Recently, we had some staff changes at work, and with that comes personality changes. We had the same team for over 3 years, and now we have 2 new team members, and meshing a new team takes time to build. All this led me to contemplating over possibly switching jobs and maybe even a different career path. I sought council from people that I trust and value their opinion, including my mama and got some conflicting answers, some saying quit, others offering me job opportunities, others to stay. I was very confused to say the least. I even went to a women’s gathering and the speaker said to leave the job. I’m always sensitive to signs that God would want me to do something.
But when I fasted and sought the word from God I received what I had to do. When you are seeking an answer, you’ll look for anything to answer your question. The first thing you have to look to is God. In your prayer time when you drown out all the other noise you’ll get your answer. I don’t even need to seek council from everyone else. You can however, seek prayer from others. Ask for your people to pray for you to get clarity from God.
“If your boss is angry at you, don’t quit! A quiet spirit can overcome even great mistakes.”
Ecclesiastes 10:4 NLT
God has called me on an assignment and just because the assignment is getting tough does not mean I need to throw in the towel. God had to remind me I can do anything through Him who gives me strength. If God called me here then He has a plan for me! It got me thinking to when I prayed for the position I have now, and the blessing that was revealed to me when I switched positions. I was reminded of my call to my new job, to live openly and expansively. Another version says, “Open your hearts to us!” – 2 Corinthians 6:13. God called me to have an open heart.

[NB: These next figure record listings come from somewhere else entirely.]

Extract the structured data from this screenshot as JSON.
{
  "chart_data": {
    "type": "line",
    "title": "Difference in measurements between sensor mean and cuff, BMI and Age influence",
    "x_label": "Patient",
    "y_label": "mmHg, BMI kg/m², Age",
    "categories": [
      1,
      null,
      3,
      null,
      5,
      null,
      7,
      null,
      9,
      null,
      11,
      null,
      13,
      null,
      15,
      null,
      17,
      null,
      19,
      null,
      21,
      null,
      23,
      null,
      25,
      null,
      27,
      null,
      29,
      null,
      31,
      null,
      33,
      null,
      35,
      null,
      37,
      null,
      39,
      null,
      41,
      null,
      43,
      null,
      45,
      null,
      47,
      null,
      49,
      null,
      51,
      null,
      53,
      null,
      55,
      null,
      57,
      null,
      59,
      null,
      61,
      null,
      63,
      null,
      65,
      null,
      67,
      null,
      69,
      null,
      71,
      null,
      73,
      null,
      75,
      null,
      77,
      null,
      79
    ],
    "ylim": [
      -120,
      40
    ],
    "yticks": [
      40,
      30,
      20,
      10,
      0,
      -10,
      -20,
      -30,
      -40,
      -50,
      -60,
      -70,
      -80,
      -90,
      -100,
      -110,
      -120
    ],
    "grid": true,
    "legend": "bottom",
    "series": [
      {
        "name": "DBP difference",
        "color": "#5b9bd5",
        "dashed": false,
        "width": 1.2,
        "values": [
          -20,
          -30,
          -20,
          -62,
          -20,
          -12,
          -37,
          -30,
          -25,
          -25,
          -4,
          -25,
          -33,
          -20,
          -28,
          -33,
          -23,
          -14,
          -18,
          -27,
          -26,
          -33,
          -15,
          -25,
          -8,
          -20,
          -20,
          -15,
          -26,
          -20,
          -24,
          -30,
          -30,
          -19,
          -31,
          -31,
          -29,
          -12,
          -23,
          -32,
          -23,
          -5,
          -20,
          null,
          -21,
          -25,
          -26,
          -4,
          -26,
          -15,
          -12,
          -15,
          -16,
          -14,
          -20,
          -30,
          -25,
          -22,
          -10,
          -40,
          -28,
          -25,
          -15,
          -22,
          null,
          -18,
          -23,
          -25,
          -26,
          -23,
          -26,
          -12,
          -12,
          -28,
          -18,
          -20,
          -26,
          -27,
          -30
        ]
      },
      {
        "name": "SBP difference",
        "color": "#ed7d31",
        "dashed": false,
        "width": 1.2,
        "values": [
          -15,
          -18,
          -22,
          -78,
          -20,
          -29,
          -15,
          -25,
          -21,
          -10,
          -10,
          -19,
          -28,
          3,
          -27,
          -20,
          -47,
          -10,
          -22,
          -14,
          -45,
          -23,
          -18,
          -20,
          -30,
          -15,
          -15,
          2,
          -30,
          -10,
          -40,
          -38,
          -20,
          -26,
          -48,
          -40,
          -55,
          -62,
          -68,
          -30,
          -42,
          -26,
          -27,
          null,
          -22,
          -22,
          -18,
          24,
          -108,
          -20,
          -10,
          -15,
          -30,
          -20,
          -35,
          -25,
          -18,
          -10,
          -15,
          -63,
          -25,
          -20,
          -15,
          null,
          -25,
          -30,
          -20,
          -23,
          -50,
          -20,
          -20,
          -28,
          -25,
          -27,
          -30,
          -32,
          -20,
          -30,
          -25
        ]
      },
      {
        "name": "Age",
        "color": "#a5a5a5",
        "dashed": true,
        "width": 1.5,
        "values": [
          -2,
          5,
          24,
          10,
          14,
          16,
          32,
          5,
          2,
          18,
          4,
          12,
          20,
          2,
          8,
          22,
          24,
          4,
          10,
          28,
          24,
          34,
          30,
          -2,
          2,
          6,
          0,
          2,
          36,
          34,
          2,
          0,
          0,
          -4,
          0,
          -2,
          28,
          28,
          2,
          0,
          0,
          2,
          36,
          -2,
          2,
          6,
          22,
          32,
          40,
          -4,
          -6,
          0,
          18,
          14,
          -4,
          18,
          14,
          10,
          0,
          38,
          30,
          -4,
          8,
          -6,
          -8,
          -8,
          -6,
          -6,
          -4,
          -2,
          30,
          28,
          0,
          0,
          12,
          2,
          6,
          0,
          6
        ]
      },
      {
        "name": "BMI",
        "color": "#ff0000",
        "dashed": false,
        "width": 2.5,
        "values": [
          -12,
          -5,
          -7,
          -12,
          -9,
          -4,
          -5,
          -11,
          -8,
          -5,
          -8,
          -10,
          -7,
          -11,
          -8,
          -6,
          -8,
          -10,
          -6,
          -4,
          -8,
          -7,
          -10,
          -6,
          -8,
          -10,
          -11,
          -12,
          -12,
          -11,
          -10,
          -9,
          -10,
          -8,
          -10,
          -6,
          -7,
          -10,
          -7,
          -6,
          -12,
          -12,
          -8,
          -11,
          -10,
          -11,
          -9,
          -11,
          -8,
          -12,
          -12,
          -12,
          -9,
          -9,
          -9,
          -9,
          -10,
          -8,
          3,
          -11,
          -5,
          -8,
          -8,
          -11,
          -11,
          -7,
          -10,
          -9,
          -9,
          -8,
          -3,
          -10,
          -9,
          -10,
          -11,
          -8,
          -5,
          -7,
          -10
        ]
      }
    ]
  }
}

That’s what God had initially called me to do. When I think about my issues at work and what I have troubles with, this is what I struggle with the most; I don’t have an open heart. But it is what God had called me to do first, knowing I would struggle with it. It takes me a long time to let people in, to open my heart up to anyone. I’ve joked that after 2 years, I’ll be your best-friend- but not before. I’ve done that a lot, and the people in my life know cause it has taken them a while to become friends. It’s not the right way to live, and definitely not the way God wants me to live. It’s my character that God is working with, calling me to be open to new people. To allow people in so they can see God through me. If I have this great light and don’t share it with anyone in darkness what good is it?
Pray for me as God continues to mold me into who He wants me to be.